Lo hanno documentato numerose organizzazioni internazionali non governative (https://www.amnesty.org/en/latest/press-release/2016/08/australia-abuse-neglect-of-refugees-on-nauru/), ma adesso lo mette nero su bianco il Comitato per i diritti umani che, in due decisioni adottate il 25 e il 31 ottobre 2024 e rese pubbliche il 9 gennaio 2025, ha accertato che l’Australia ha violato il Patto sui diritti civili e politici del 16 dicembre 1966 ed è responsabile per le detenzioni arbitrarie dei richiedenti asilo deportati a Nauru.
Al Comitato Onu erano arrivati i reclami di 25 richiedenti asilo che erano stati deportati e trattenuti per anni, in condizioni disumane e in un limbo, a Nauru. L’Australia, nel perseguire la propria politica di immigrazione incentrata sul principio del “no way”, aveva deciso di esternalizzare l’esame delle domande dei richiedenti asilo in centri di detenzione in Papa Nuova Guinea e a Nauru, sulla base del Memorandum of Understanding. L’Australia ha provato a negare la commissione di violazioni dei diritti umani sostenendo che tali violazioni erano state commesse dai Paesi che ospitavano i richiedenti asilo e non dal Governo australiano. Un tesi bocciata dal Comitato che ha accertato il controllo effettivo esercitato dall’Australia su quei territori, con la conseguente imputabilità allo Stato convenuto delle violazioni.
I reclami al Comitato sono stati presentati, in un caso, da 24 minori non accompagnati (CCPR/C/142/D/2749/2016, M.I. e altri) provenienti da Iraq, Iran, Afghanistan, Pakistan, Sri Lanka e Myanmar: intercettati in mare erano stati condotti a Christmas Island, territorio australiano nell’Oceano indiano e collocati in un centro di detenzione per migranti. Dopo quasi un anno erano stati trasferiti (o meglio deportati) a Nauru in un centro sovraffollato, con condizioni igieniche disastrose, difficoltà di reperimento di acqua e temperature elevatissime. I minori avevano subito conseguenze fisiche e psicologiche. Nell’altro reclamo sottoposto al Comitato Onu, il ricorso è stato presentato da una cittadina irachena che con il marito e altri parenti era arrivata a Christmas Island e poi deportata a Nauru: stesso scenario, conclusosi con il trasferimento della donna per ragioni mediche in Australia (25 ottobre 2024, CCPR_C_142_D_3663_2019_38693_E).
Di qui le azioni al Comitato che vigila sull’attuazione del Patto sui diritti civili e politici. Nessun dubbio – scrive il Comitato – che l’Australia ha violato l’articolo 9 del Patto che fissa il divieto di detenzioni arbitrarie, per di più non mettendo a disposizione alcuno strumento giurisdizionale per impugnare il trasferimento a Nauru e per le misure di privazione della libertà alle quali i richiedenti asilo erano stati sottoposti. Un aspetto di particolare interesse è l’accertamento compiuto dal Comitato sull’effettiva giurisdizione dell’Australia nelle strutture detentive a Nauru. Il Comitato ha sottolineato che l’Australia aveva concluso un Memorandum of Understanding nel 2012 in base al quale il Governo australiano poteva procedere al trasferimento forzato dei richiedenti asilo a Nauru, accordo che ha poi ispirato Regno Unito e Italia.

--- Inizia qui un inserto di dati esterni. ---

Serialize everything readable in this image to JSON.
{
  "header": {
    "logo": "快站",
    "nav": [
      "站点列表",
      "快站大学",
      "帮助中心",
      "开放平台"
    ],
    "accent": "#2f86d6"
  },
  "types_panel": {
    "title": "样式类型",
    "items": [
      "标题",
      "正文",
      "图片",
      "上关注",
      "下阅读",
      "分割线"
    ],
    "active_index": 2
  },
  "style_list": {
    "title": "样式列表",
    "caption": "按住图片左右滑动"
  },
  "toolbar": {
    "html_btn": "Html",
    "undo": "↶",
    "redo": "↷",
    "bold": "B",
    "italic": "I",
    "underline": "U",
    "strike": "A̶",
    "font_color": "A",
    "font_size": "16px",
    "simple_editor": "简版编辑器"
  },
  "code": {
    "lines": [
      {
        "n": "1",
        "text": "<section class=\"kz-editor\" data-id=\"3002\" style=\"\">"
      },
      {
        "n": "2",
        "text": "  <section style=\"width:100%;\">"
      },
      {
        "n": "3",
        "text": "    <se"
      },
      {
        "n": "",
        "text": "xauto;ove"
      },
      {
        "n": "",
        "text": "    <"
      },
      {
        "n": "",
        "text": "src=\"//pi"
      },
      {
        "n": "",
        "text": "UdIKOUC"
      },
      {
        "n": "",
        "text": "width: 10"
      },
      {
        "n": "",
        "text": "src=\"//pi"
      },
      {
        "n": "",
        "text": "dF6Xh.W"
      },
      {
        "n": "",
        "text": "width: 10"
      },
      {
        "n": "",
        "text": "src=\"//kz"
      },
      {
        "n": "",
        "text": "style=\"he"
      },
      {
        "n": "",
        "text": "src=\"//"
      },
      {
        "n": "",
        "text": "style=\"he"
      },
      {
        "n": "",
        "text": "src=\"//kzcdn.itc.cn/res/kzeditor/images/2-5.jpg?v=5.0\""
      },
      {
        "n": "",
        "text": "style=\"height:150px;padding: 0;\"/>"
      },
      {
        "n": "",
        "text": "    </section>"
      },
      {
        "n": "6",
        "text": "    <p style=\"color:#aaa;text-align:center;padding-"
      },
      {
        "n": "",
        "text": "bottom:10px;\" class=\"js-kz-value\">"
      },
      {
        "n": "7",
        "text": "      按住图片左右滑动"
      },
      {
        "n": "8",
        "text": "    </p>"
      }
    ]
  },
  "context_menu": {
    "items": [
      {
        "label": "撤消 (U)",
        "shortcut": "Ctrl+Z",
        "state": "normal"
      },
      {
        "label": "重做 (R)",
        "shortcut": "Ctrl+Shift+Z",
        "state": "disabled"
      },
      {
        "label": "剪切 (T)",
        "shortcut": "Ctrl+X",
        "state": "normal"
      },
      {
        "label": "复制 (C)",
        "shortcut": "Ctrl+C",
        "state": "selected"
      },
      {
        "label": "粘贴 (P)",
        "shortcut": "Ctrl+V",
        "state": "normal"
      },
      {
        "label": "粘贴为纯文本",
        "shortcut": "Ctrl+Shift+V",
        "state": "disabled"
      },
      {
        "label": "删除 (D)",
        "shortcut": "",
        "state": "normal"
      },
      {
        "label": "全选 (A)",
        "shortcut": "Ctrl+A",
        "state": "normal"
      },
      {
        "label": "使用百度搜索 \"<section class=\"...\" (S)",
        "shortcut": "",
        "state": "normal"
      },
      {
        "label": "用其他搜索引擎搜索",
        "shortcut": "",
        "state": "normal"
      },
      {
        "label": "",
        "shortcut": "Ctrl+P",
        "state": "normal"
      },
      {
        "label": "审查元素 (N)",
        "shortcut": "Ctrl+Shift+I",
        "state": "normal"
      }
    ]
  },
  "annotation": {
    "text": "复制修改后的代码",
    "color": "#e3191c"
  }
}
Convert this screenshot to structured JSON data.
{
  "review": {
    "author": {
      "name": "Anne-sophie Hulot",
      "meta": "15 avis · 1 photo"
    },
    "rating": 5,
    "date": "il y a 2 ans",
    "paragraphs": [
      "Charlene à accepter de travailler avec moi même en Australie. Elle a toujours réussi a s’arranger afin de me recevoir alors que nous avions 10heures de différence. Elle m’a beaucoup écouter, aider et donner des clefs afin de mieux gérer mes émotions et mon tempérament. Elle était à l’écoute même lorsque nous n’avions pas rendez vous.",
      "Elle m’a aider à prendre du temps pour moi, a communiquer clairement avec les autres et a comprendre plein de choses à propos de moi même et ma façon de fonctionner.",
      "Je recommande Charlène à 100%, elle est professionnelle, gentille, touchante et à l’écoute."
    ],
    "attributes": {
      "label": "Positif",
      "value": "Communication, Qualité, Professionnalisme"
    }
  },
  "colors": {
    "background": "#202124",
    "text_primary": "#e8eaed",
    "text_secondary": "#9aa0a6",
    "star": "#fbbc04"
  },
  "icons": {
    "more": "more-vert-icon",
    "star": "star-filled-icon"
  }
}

Era stato proprio il Governo di Canberra a decidere e a procedere alla costruzione del centro di detenzione a Nauru, finanziando e gestendo successivamente il centro. L’Australia, inoltre, aveva un controllo effettivo e, quindi, i richiedenti asilo erano sotto la giurisdizione australiana, tenuta ad applicare gli obblighi internazionali ai quali è vincolata. Di conseguenza, non avendo rispettato le norme pattizie in un luogo sottoposto alla propria giurisdizione, l’Australia ha violato il Patto ed è tenuta non solo a porre rimedio alla situazione specifica dei ricorrenti e a concedere un indennizzo, ma anche a modificare la normativa e gli accordi con altri Stati al fine di rispettare i diritti umani e gli obblighi internazionali.